Die EMA und die nationalen Behörden raten daher ausschließlich zu einer Behandlung mit ATMP, die zugelassen sind oder im Rahmen genehmigter klinischer Prüfungen verabreicht werden. Unter bestimmten Voraussetzungen kann in Deutschland auch an spezialisierten Zentren, z. B. Universitätskliniken und Krankenhäusern, eine individualisierte Anwendung erfolgen. Solche individuellen Ansätze unterliegen ebenfalls klaren rechtlichen Rahmenbedingungen und sind für die Patientinnen und Patienten kostenfrei.
Woran erkennen Patientinnen und Patienten ein möglicherweise nicht zugelassenes ATMP?
Warnzeichen für nicht zugelassene / nicht genehmigte ATMP können sein:
- Heilversprechen bei schweren Krankheiten ohne wissenschaftliche Belege.
- Kommerzielle Angebote von "experimentellen Therapien" außerhalb genehmigter klinischer Prüfungen.
- Keine Bestätigung einer Zulassung oder Genehmigung durch die EMA oder nationale Behörde.
- Zum Teil hohe Kosten, die nicht von den Krankenkassen erstattet werden.
Was Patientinnen und Patienten sowie Angehörige beachten sollten:
- Solche Behandlungsangebote finden sich häufig auf Internetseiten oder in Sozialen Medien und richten sich gezielt an schwerkranke Patientinnen und Patienten.

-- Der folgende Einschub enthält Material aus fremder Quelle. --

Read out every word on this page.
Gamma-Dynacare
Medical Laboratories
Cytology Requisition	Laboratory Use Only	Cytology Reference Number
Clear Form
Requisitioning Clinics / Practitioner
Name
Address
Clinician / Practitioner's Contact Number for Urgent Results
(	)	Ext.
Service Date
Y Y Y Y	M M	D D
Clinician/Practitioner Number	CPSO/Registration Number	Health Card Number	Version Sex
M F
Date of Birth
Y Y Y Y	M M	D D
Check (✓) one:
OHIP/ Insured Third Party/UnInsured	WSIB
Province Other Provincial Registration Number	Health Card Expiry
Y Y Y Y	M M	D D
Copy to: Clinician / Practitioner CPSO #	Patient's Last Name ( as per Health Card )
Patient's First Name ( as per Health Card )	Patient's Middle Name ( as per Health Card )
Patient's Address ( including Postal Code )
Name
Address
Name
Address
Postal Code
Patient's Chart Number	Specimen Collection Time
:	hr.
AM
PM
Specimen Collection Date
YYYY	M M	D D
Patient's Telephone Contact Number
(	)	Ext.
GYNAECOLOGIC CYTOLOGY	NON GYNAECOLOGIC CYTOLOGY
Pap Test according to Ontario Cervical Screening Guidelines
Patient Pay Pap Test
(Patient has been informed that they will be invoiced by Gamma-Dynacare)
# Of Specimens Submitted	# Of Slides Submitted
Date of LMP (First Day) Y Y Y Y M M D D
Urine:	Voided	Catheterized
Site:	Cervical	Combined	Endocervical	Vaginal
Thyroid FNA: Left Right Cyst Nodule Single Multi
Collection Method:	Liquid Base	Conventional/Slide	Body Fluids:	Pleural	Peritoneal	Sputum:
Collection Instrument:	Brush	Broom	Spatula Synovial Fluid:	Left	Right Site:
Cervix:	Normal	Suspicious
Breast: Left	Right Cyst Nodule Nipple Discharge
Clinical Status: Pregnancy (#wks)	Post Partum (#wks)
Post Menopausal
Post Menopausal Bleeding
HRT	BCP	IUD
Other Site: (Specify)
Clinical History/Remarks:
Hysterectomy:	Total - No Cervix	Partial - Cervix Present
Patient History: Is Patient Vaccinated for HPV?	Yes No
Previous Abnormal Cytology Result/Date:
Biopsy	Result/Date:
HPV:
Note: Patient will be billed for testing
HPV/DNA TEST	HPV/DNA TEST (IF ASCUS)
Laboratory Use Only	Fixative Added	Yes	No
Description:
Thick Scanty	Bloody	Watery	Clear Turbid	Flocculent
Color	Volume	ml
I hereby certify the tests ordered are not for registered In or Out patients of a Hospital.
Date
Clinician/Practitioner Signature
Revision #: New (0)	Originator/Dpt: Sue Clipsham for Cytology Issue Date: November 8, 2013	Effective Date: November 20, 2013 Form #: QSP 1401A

- Vor jeder Therapie sollte eine ausführliche Beratung durch Fachärztinnen und Fachärzte erfolgen, die auf die Behandlung der jeweiligen Erkrankung spezialisiert sind. Es wird empfohlen, dass Sie sich im Zweifel mit Ihrer Krankenkasse über die Möglichkeiten zur Einholung einer Zweitmeinung durch weitere unabhängige Fachärztinnen und Fachärzte abstimmen.
- Besondere Vorsicht ist geboten bei kostspieligen Angeboten, die nicht von den Krankenkassen erstattet werden. Es wird empfohlen, dass Sie sich vor Beginn der Behandlung bezüglich der Frage einer möglichen Kostenübernahme mit Ihrer Krankenkasse in Verbindung setzen.

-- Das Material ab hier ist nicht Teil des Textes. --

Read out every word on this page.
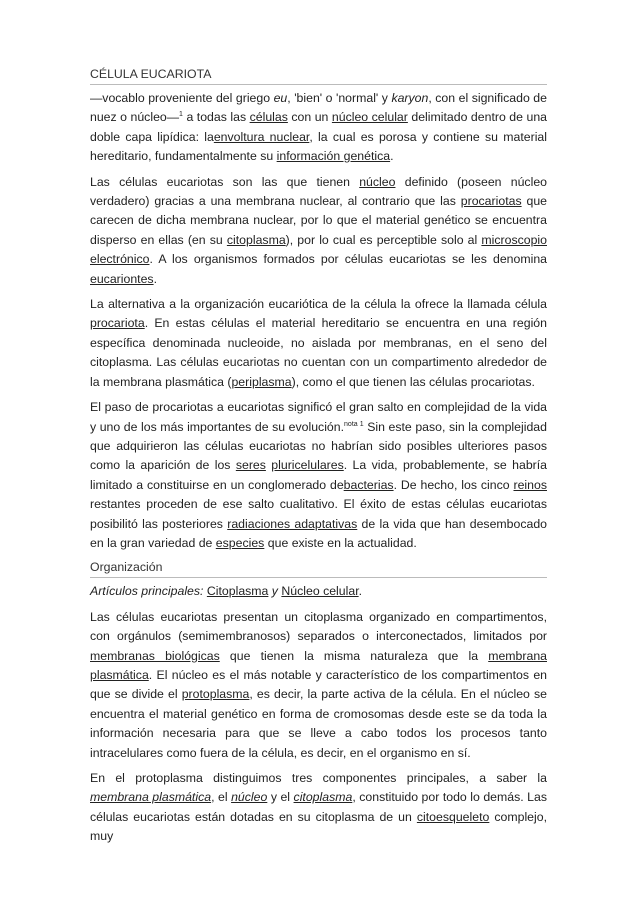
CÉLULA EUCARIOTA

—vocablo proveniente del griego eu, 'bien' o 'normal' y karyon, con el significado de nuez o núcleo—$^1$ a todas las células con un núcleo celular delimitado dentro de una doble capa lipídica: laenvoltura nuclear, la cual es porosa y contiene su material hereditario, fundamentalmente su información genética.

Las células eucariotas son las que tienen núcleo definido (poseen núcleo verdadero) gracias a una membrana nuclear, al contrario que las procariotas que carecen de dicha membrana nuclear, por lo que el material genético se encuentra disperso en ellas (en su citoplasma), por lo cual es perceptible solo al microscopio electrónico. A los organismos formados por células eucariotas se les denomina eucariontes.

La alternativa a la organización eucariótica de la célula la ofrece la llamada célula procariota. En estas células el material hereditario se encuentra en una región específica denominada nucleoide, no aislada por membranas, en el seno del citoplasma. Las células eucariotas no cuentan con un compartimento alrededor de la membrana plasmática (periplasma), como el que tienen las células procariotas.

El paso de procariotas a eucariotas significó el gran salto en complejidad de la vida y uno de los más importantes de su evolución.$^{nota 1}$ Sin este paso, sin la complejidad que adquirieron las células eucariotas no habrían sido posibles ulteriores pasos como la aparición de los seres pluricelulares. La vida, probablemente, se habría limitado a constituirse en un conglomerado debacterias. De hecho, los cinco reinos restantes proceden de ese salto cualitativo. El éxito de estas células eucariotas posibilitó las posteriores radiaciones adaptativas de la vida que han desembocado en la gran variedad de especies que existe en la actualidad.

Organización

Artículos principales: Citoplasma y Núcleo celular.

Las células eucariotas presentan un citoplasma organizado en compartimentos, con orgánulos (semimembranosos) separados o interconectados, limitados por membranas biológicas que tienen la misma naturaleza que la membrana plasmática. El núcleo es el más notable y característico de los compartimentos en que se divide el protoplasma, es decir, la parte activa de la célula. En el núcleo se encuentra el material genético en forma de cromosomas desde este se da toda la información necesaria para que se lleve a cabo todos los procesos tanto intracelulares como fuera de la célula, es decir, en el organismo en sí.

En el protoplasma distinguimos tres componentes principales, a saber la membrana plasmática, el núcleo y el citoplasma, constituido por todo lo demás. Las células eucariotas están dotadas en su citoplasma de un citoesqueleto complejo, muy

- Verdachtsfälle von Nebenwirkungen können an nationale Behörden gemeldet werden, in Deutschland über das Online-Portal des Paul-Ehrlich-Instituts.
- Bei dem Verdacht auf ein Behandlungsangebot mit einem nicht zugelassenen / nicht genehmigten ATMP melden Sie dies bitte bei der für die Überwachung von Arzneimitteln zuständigen Landesbehörde.
- Informationen über zugelassene/genehmigte ATMP bietet das Paul-Ehrlich-Institut auf seiner Internetseite an.